The code governing UK food and drink advertising targeting children is to be tightened after pressure from the government.

Culture, media and sport secretary Tessa Jowell has asked new communications regulator Ofcom to toughen advertising guidelines in order to combat the "growing crisis of obesity in children".

Speaking to UK newspaper The Guardian, Jowell hit out at the "inadequate code" currently in operation. She has decided to back tougher ad regulations "in the light of the emerging evidence about the impact of advertising."

The promotion of unhealthy snacks during children's TV programmes has come under fire as authorities face up to Britain's growing obesity problem. Around 15% of 15-year-olds are now officially classed as 'obese'.

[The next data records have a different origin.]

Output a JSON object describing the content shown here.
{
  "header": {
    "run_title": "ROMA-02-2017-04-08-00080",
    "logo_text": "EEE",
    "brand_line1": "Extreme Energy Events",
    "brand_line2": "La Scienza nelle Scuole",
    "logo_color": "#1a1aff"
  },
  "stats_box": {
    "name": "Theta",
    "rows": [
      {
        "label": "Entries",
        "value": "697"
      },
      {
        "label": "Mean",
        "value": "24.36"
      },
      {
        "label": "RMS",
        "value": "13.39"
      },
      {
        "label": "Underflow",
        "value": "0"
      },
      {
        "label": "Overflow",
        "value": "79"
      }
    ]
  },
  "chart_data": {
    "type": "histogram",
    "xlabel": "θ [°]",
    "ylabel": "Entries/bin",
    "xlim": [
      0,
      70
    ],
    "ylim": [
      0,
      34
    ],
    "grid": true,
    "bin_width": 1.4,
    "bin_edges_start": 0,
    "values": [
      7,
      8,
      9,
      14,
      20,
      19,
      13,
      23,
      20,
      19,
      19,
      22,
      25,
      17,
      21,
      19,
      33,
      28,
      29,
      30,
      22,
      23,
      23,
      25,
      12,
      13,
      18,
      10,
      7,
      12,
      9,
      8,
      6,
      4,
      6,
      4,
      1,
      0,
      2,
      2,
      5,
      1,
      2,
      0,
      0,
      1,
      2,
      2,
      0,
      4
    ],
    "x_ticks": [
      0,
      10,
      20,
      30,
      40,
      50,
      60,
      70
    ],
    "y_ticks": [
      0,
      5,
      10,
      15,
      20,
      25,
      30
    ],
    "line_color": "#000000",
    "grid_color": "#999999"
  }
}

The government's Food Standards Agency has repeatedly asserted that advertising must bear some of the blame. It is currently consulting the industry and is expected to complete its review in the new year.

Food marketers, however, have vigorously defended themselves, arguing that obesity is a result of lack of exercise rather than higher calorie intake.

Industry group the Food & Drink Federation blasted Jowell's plans to tighten the ad code, pointing to existing guidelines overseen by the Independent Television Commission and the Advertising Standards Authority. "There is already a strict code in existence which the food and drink industry has an exemplary record of obeying," it argued.

Despite these comments, advertisers will be pleased that Jowell has stopped short of advocating a blanket ad ban, an option favoured by some campaigners. Nevertheless, the minister warned that the food industry had to act in the public interest if it is to avoid this course of action.